Dilys Evans seemed to settle down quite happily in her room over an off-licence in Spellow Lane. The couple who ran the shop were elderly and childless and let several rooms to young girls who’d been billeted in Liverpool for reasons concerning the war.

Eileen Costello bought Dilys a wedding ring from Woolworths. “Say your husband’s in the Army, luv,” she advised. “According to Miss Thomas, they’re a nice couple, but very straitlaced. They keep a strict eye on the girls and I doubt if they’d be pleased if they knew you weren’t married.”

“I’d sooner he was in the Navy,” said Dilys.

“The Navy, then.” Eileen smiled over the girl’s head at Ruth. The two women had accompanied Dilys to “settle her in”. The room was rather dark and over-furnished, but Dilys didn’t seem to mind. Indeed, she appeared thrilled to bits at the idea of living by herself, far away from the sharp tongue of her mother, and with a bed all to herself. In Pearl Street, she’d had to share with her sister.

“It’s like a lovely big adventure!” she declared gleefully as she unpacked the few possessions which Eileen had coaxed off Dai. “I’m glad me mam threw me out. I’ve even got me own ration book.”

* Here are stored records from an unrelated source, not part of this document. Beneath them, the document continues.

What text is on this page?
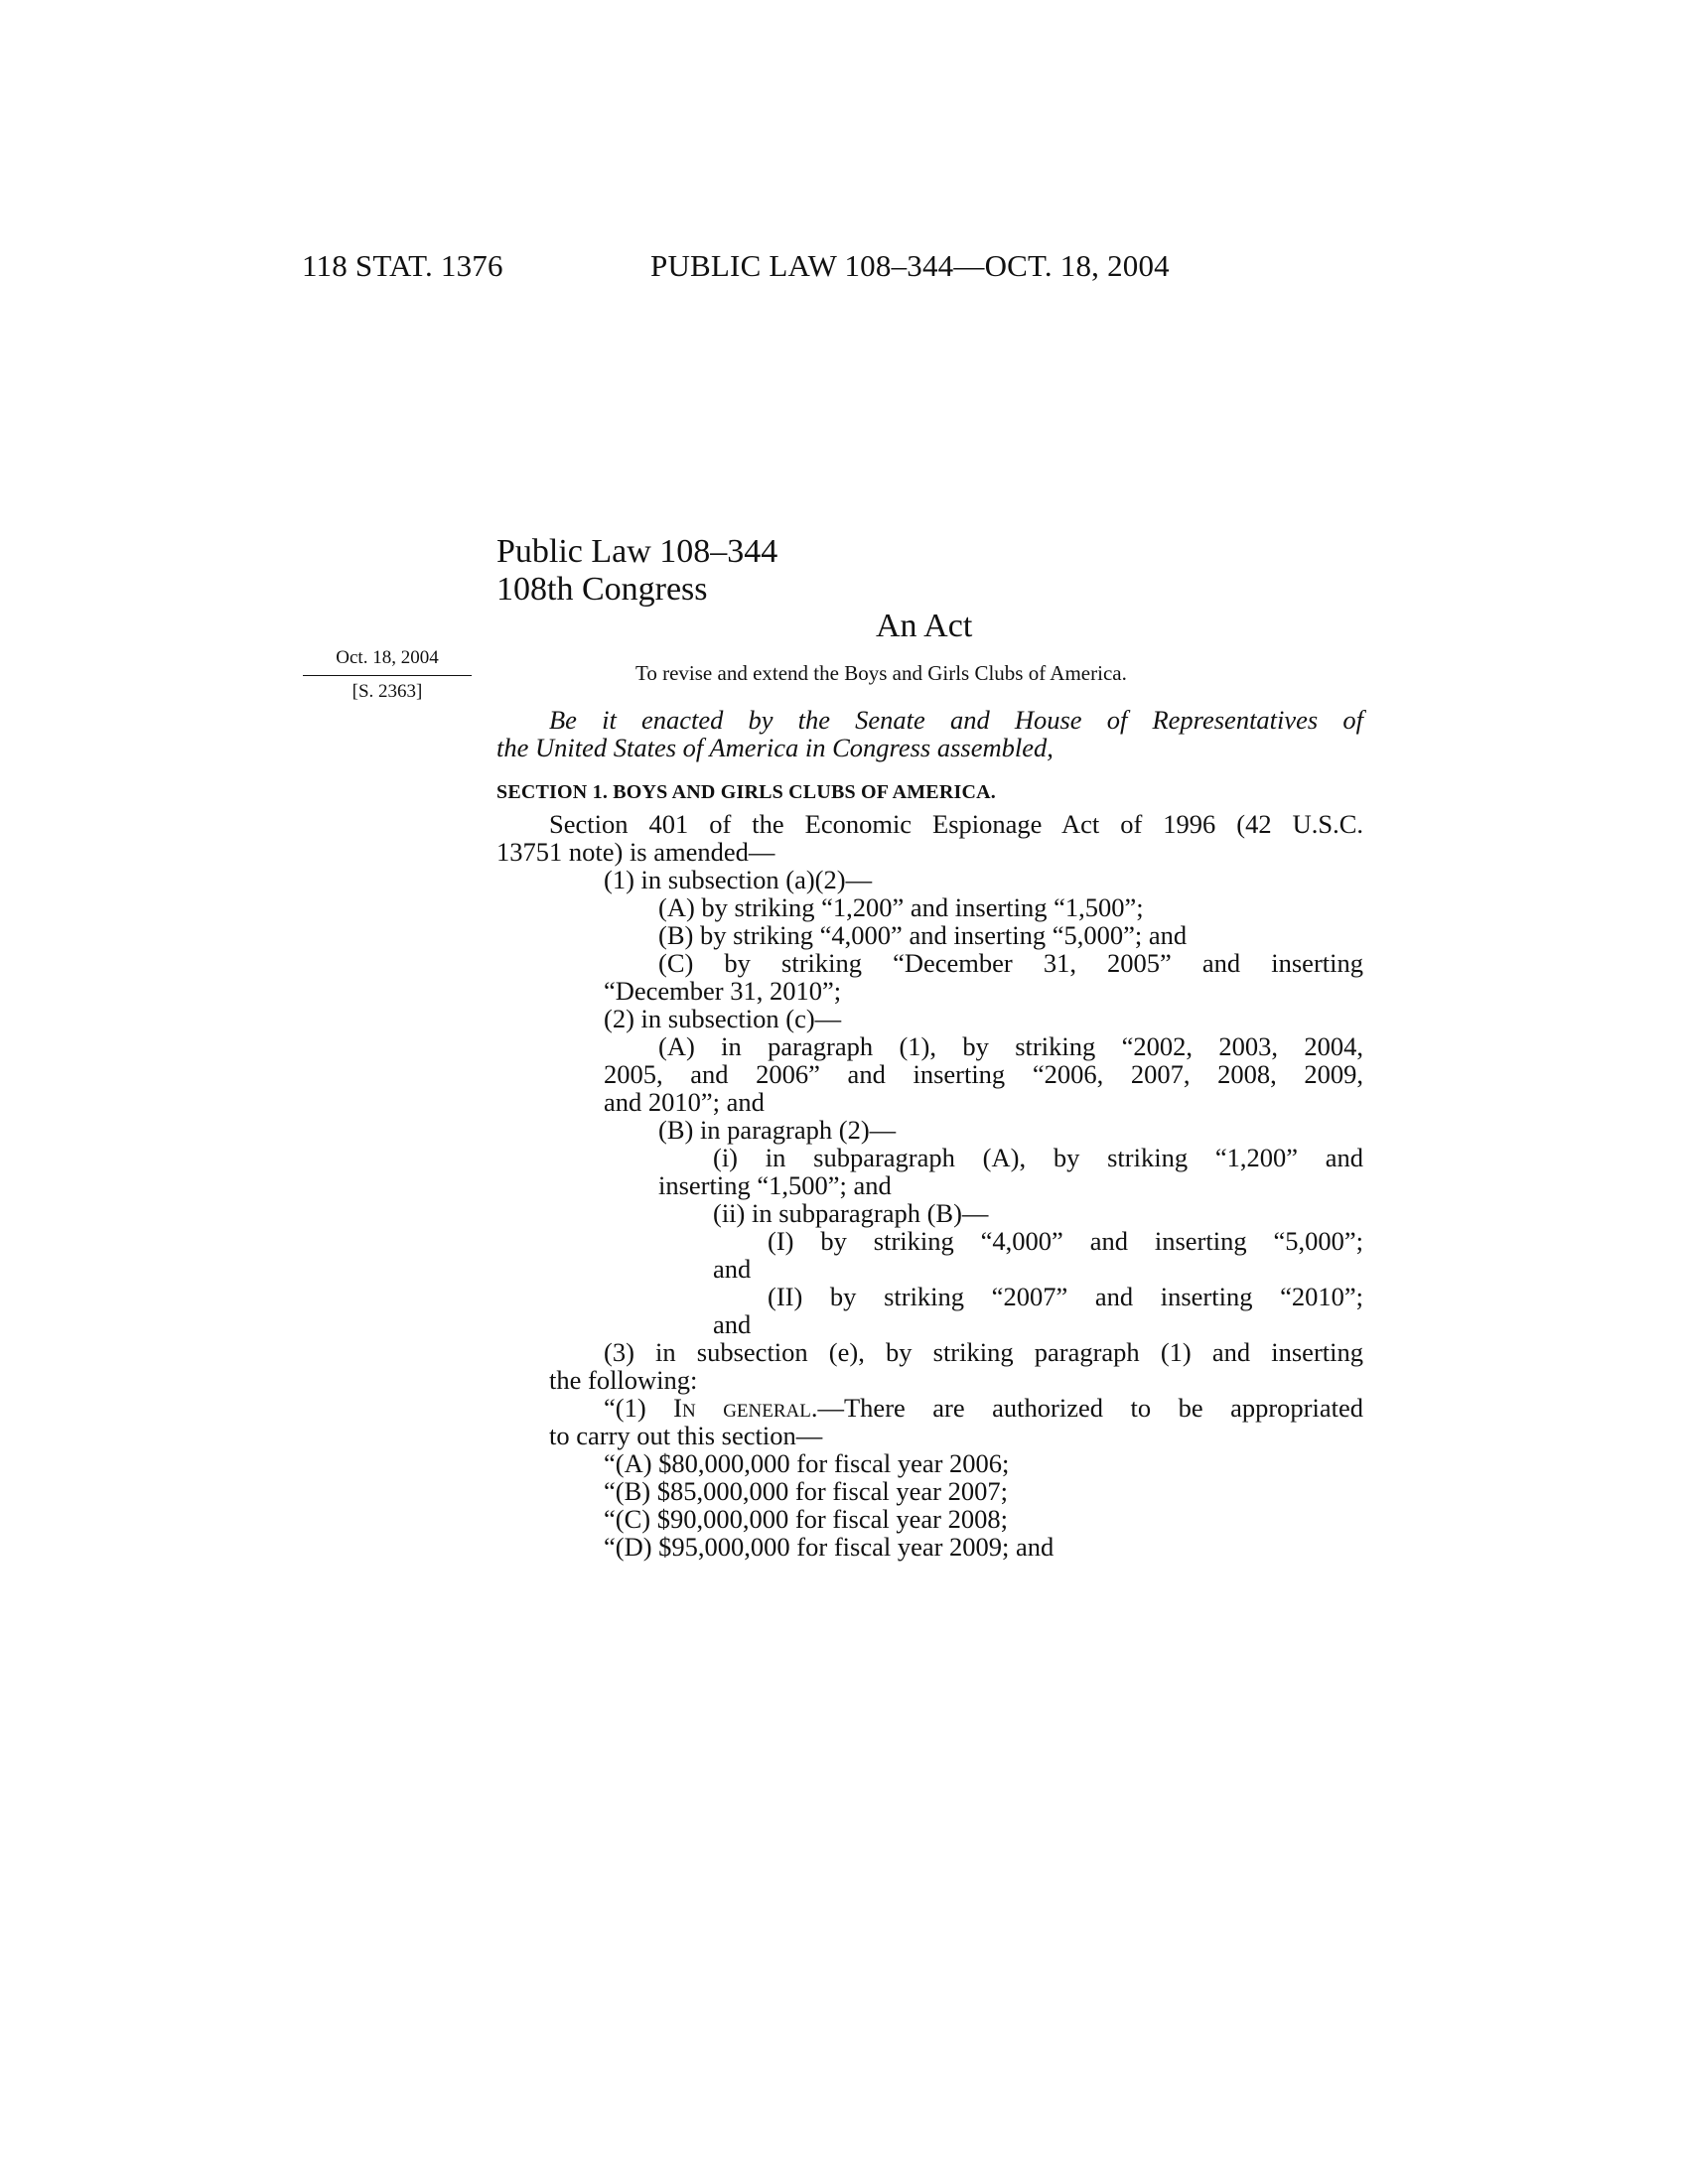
118 STAT. 1376	PUBLIC LAW 108–344—OCT. 18, 2004
Public Law 108–344
108th Congress
An Act
Oct. 18, 2004
[S. 2363]
To revise and extend the Boys and Girls Clubs of America.
Be it enacted by the Senate and House of Representatives of
the United States of America in Congress assembled,
SECTION 1. BOYS AND GIRLS CLUBS OF AMERICA.
Section 401 of the Economic Espionage Act of 1996 (42 U.S.C.
13751 note) is amended—
(1) in subsection (a)(2)—
(A) by striking “1,200” and inserting “1,500”;
(B) by striking “4,000” and inserting “5,000”; and
(C) by striking “December 31, 2005” and inserting
“December 31, 2010”;
(2) in subsection (c)—
(A) in paragraph (1), by striking “2002, 2003, 2004,
2005, and 2006” and inserting “2006, 2007, 2008, 2009,
and 2010”; and
(B) in paragraph (2)—
(i) in subparagraph (A), by striking “1,200” and
inserting “1,500”; and
(ii) in subparagraph (B)—
(I) by striking “4,000” and inserting “5,000”;
and
(II) by striking “2007” and inserting “2010”;
and
(3) in subsection (e), by striking paragraph (1) and inserting
the following:
“(1) In general.—There are authorized to be appropriated
to carry out this section—
“(A) $80,000,000 for fiscal year 2006;
“(B) $85,000,000 for fiscal year 2007;
“(C) $90,000,000 for fiscal year 2008;
“(D) $95,000,000 for fiscal year 2009; and
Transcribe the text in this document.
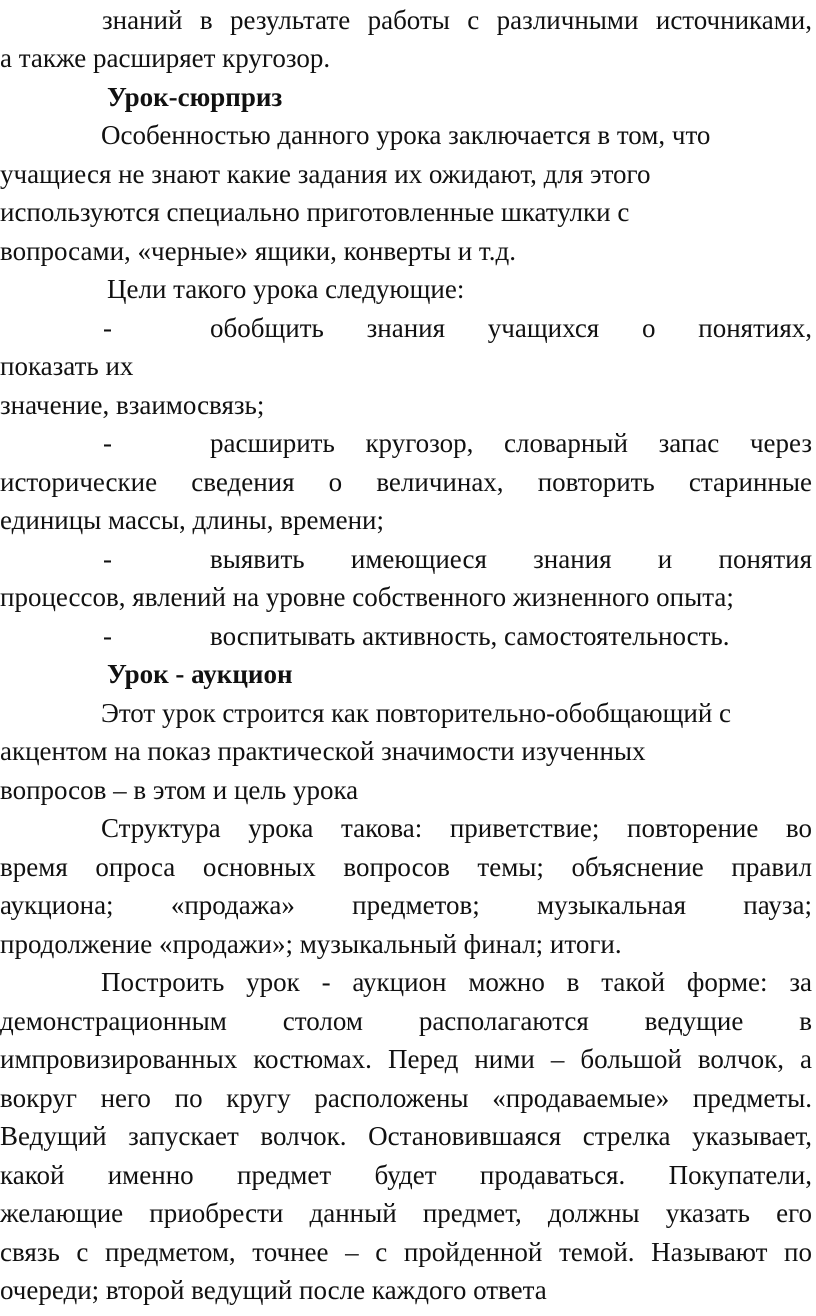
знаний в результате работы с различными источниками,
а также расширяет кругозор.
Урок-сюрприз
Особенностью данного урока заключается в том, что
учащиеся не знают какие задания их ожидают, для этого
используются специально приготовленные шкатулки с
вопросами, «черные» ящики, конверты и т.д.
Цели такого урока следующие:
-	обобщить знания учащихся о понятиях,
показать их
значение, взаимосвязь;
-	расширить кругозор, словарный запас через
исторические сведения о величинах, повторить старинные
единицы массы, длины, времени;
-	выявить имеющиеся знания и понятия
процессов, явлений на уровне собственного жизненного опыта;
-	воспитывать активность, самостоятельность.
Урок - аукцион
Этот урок строится как повторительно-обобщающий с
акцентом на показ практической значимости изученных
вопросов – в этом и цель урока
Структура урока такова: приветствие; повторение во
время опроса основных вопросов темы; объяснение правил
аукциона; «продажа» предметов; музыкальная пауза;
продолжение «продажи»; музыкальный финал; итоги.
Построить урок - аукцион можно в такой форме: за
демонстрационным столом располагаются ведущие в
импровизированных костюмах. Перед ними – большой волчок, а
вокруг него по кругу расположены «продаваемые» предметы.
Ведущий запускает волчок. Остановившаяся стрелка указывает,
какой именно предмет будет продаваться. Покупатели,
желающие приобрести данный предмет, должны указать его
связь с предметом, точнее – с пройденной темой. Называют по
очереди; второй ведущий после каждого ответа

“You must give it to the landlady,” Ruth told her.

Breakfast and an evening meal were provided at the all-in price of fifteen shillings a week.

“All right.” Dilys suddenly clutched her side. “Ouch!”

“What’s the matter, luv?” asked Eileen in concern.

“Nothing. Just a bit of a pain, it felt like cramp.”

Eileen and Ruth glanced at each other warily. “Have you seen a doctor yet?” Ruth enquired.

“Why do I need a doctor?” Dilys looked at her blankly. “I don’t don’t understand why I need a husband, either.” She sat on the bed and kicked her heels playfully on the floor.

“Never mind, it’s all dead exciting.”

“I wonder when it’s due, the baby?” Ruth said as she and Eileen made their way home on the tram. “She was vague about the incident with the man, just said it was ‘last summer’, which could mean any time between May and September.”

“She don’t show much,” Eileen said. “Though a girl at work felt sickly one morning, and before the shift was over she’d had a baby boy weighing over five pounds.